The rational zeros theorem says that any possible rational zeros are of the form p/q. Where p is a divisor of the constant term (in this case 75) and q is a divisor of the leading coefficient (in this case 3).
So the possible p's are {±1,±3,±5,±15,±25,±75} and possible q's are {±1,±3}.
So the possible rational zeros are all the possible p/q's (get rid of any repeats!)
{ ±1,±3,±5,±15,±25,±75,±1/3,±5/3,±25/3}
Now to see if any of these are rational zeros you need to plug them each into f(x) and see if it equals zero.
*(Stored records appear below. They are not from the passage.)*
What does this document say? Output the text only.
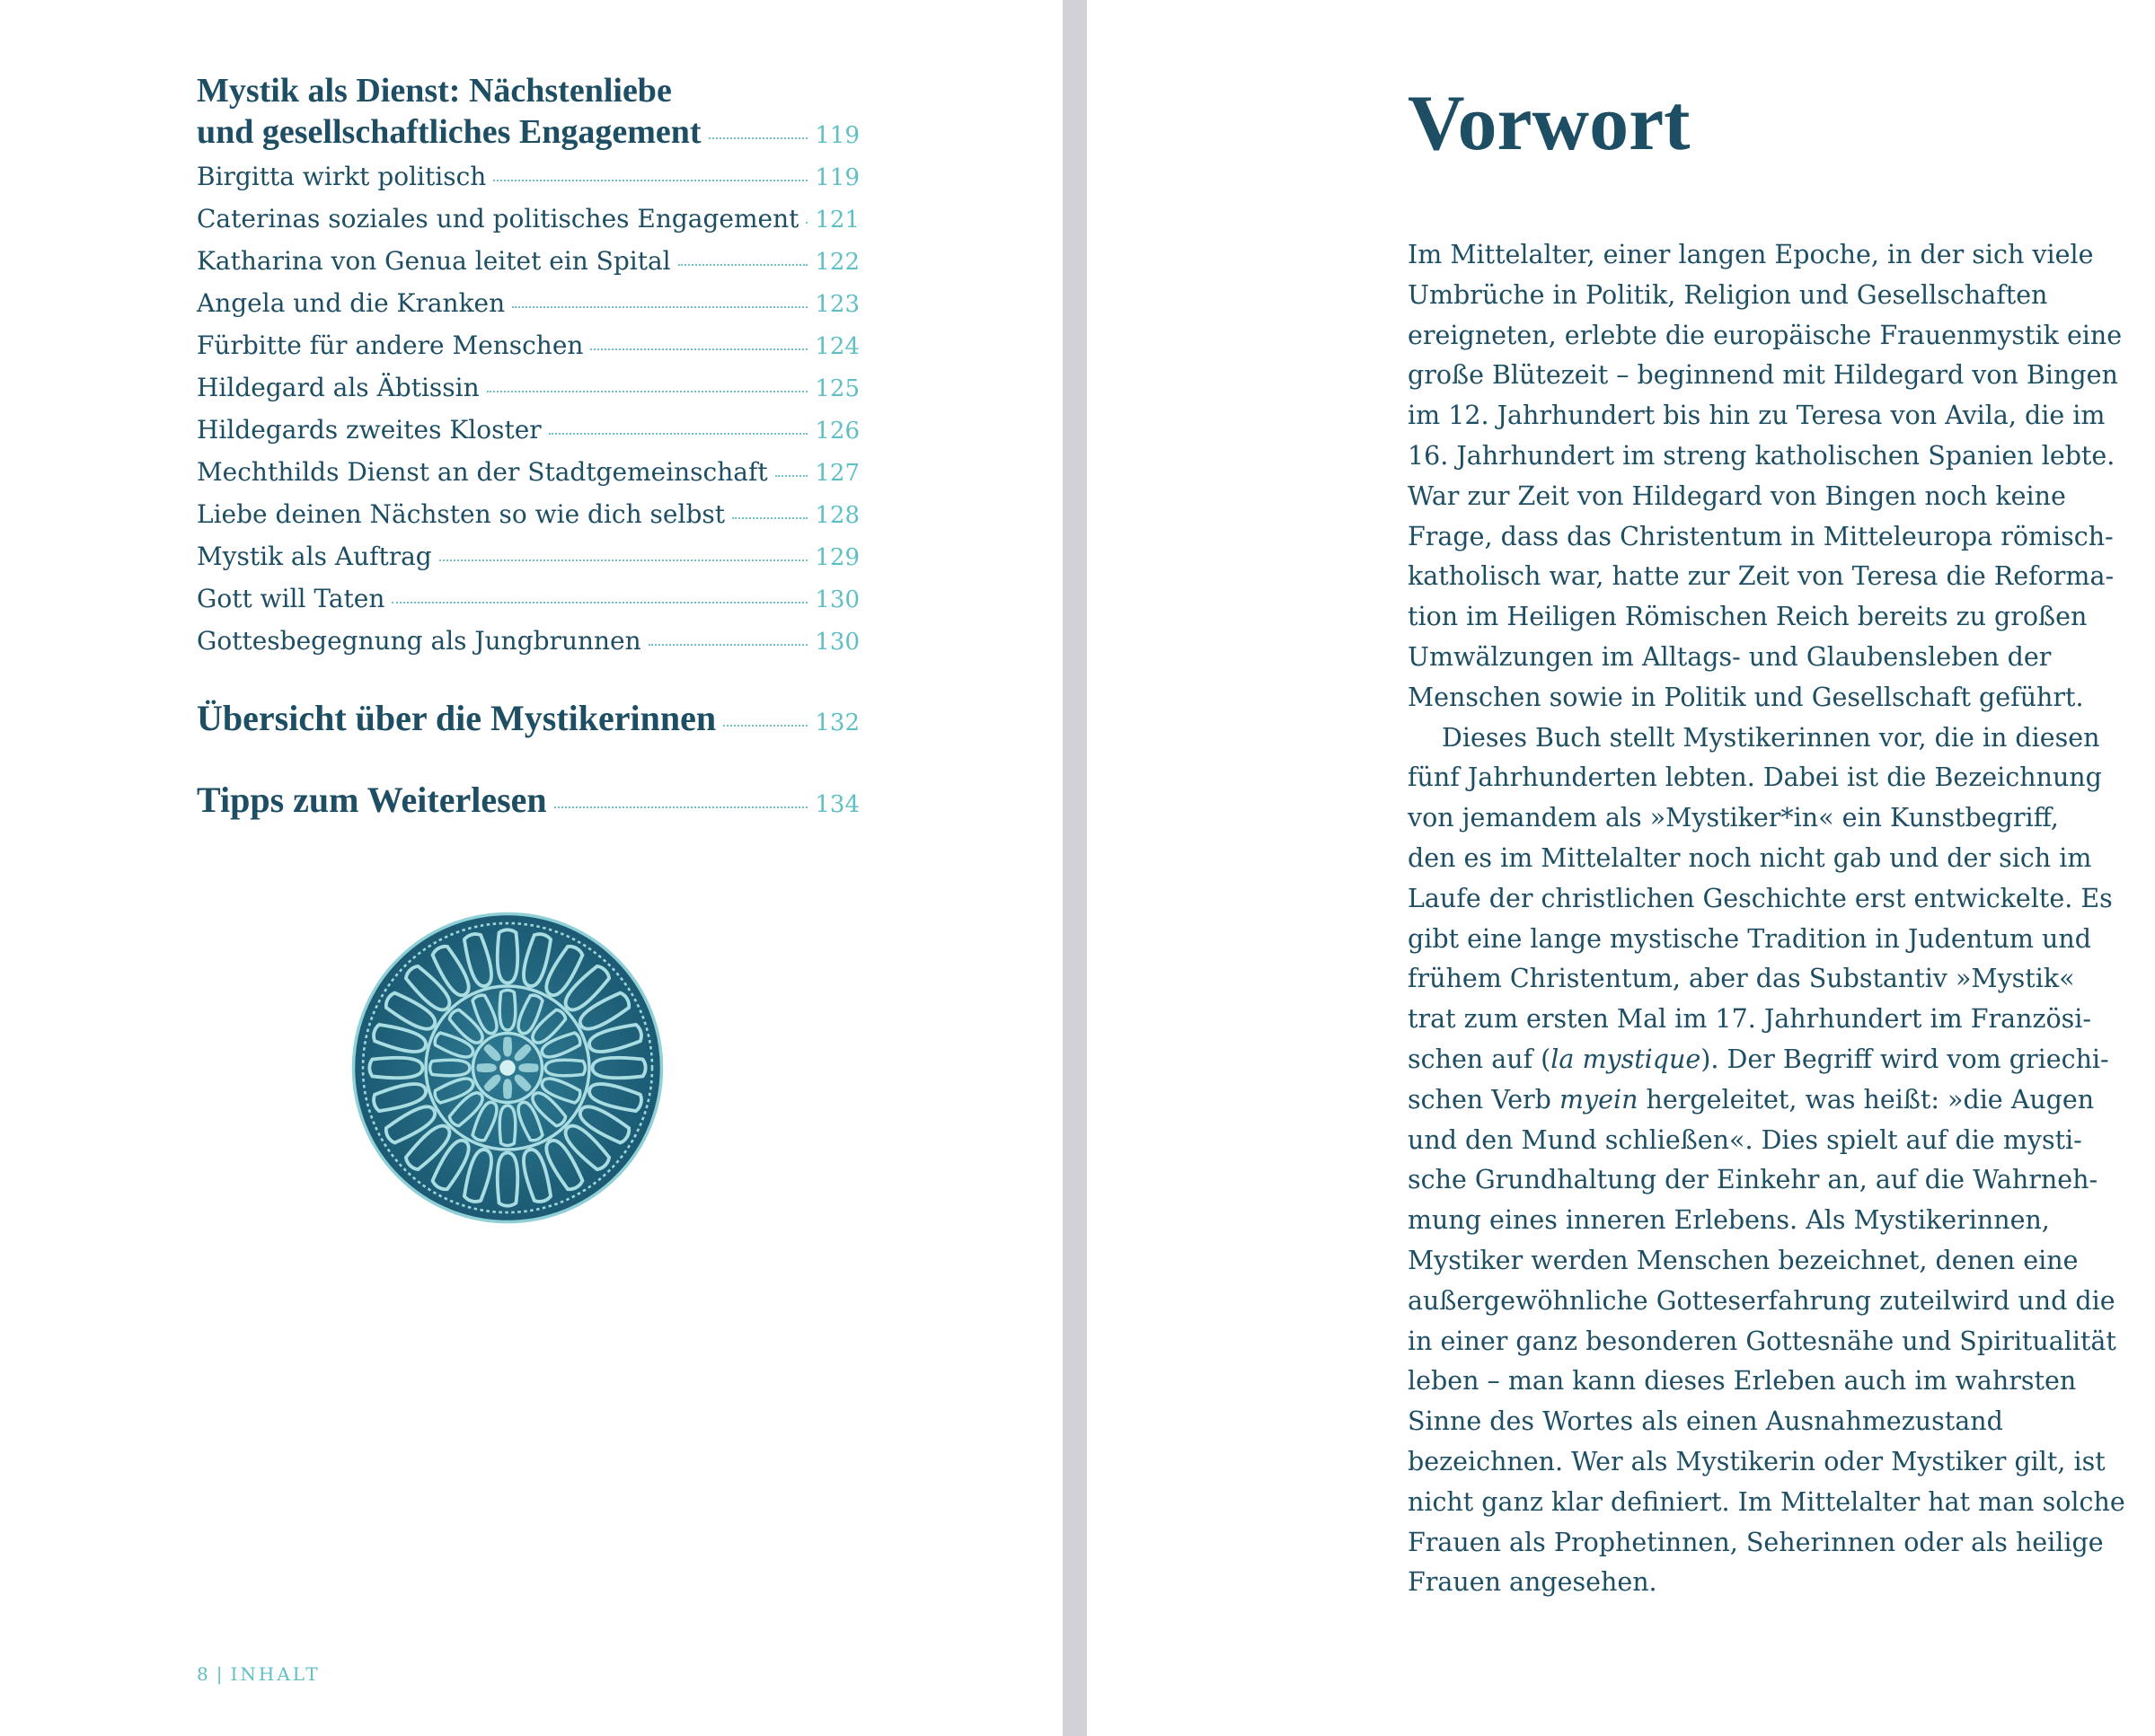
Mystik als Dienst: Nächstenliebe
und gesellschaftliches Engagement	119
Birgitta wirkt politisch	119
Caterinas soziales und politisches Engagement 121
Katharina von Genua leitet ein Spital	122
Angela und die Kranken	123
Fürbitte für andere Menschen	124
Hildegard als Äbtissin	125
Hildegards zweites Kloster	126
Mechthilds Dienst an der Stadtgemeinschaft 127
Liebe deinen Nächsten so wie dich selbst	128
Mystik als Auftrag	129
Gott will Taten	130
Gottesbegegnung als Jungbrunnen	130
Übersicht über die Mystikerinnen	132
Tipps zum Weiterlesen	134
8 | INHALT
Vorwort
Im Mittelalter, einer langen Epoche, in der sich viele
Umbrüche in Politik, Religion und Gesellschaften
ereigneten, erlebte die europäische Frauenmystik eine
große Blütezeit – beginnend mit Hildegard von Bingen
im 12. Jahrhundert bis hin zu Teresa von Avila, die im
16. Jahrhundert im streng katholischen Spanien lebte.
War zur Zeit von Hildegard von Bingen noch keine
Frage, dass das Christentum in Mitteleuropa römisch-
katholisch war, hatte zur Zeit von Teresa die Reforma-
tion im Heiligen Römischen Reich bereits zu großen
Umwälzungen im Alltags- und Glaubensleben der
Menschen sowie in Politik und Gesellschaft geführt.
Dieses Buch stellt Mystikerinnen vor, die in diesen
fünf Jahrhunderten lebten. Dabei ist die Bezeichnung
von jemandem als »Mystiker*in« ein Kunstbegriff,
den es im Mittelalter noch nicht gab und der sich im
Laufe der christlichen Geschichte erst entwickelte. Es
gibt eine lange mystische Tradition in Judentum und
frühem Christentum, aber das Substantiv »Mystik«
trat zum ersten Mal im 17. Jahrhundert im Französi-
schen auf (la mystique). Der Begriff wird vom griechi-
schen Verb myein hergeleitet, was heißt: »die Augen
und den Mund schließen«. Dies spielt auf die mysti-
sche Grundhaltung der Einkehr an, auf die Wahrneh-
mung eines inneren Erlebens. Als Mystikerinnen,
Mystiker werden Menschen bezeichnet, denen eine
außergewöhnliche Gotteserfahrung zuteilwird und die
in einer ganz besonderen Gottesnähe und Spiritualität
leben – man kann dieses Erleben auch im wahrsten
Sinne des Wortes als einen Ausnahmezustand
bezeichnen. Wer als Mystikerin oder Mystiker gilt, ist
nicht ganz klar definiert. Im Mittelalter hat man solche
Frauen als Prophetinnen, Seherinnen oder als heilige
Frauen angesehen.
If it does, then they are a rational zero, if not then they are not.
f(1)=3(1)^3-11(1)^2-35(1)+75 ≠ 0 (so 1 is not a rational zero)
f(-1)=3(-1)^3-11(-1)^2-35(-1)+75 ≠ 0 (so -1 is not a rational zero)
f(3) ≠ 0
f(-3) = 3(-3)^3-11(-3)^2-35(-3)+75 =-81-99+105+75 = -180+180 = 0 (So -3 is a rational zero!)
f(5) = 3(5)^3-11(5)^2-35(5)+75 = 375-275-175+75 = 0 (So 5 is also a rational zero!)
... continue plugging in and the only other point that is a zero you will find is 5/3
f(5/3) = 3(5/3)^3-11(5/3)^2-35(5/3)+75 = 0
So the functions rational zeros are -3,5, and 5/3.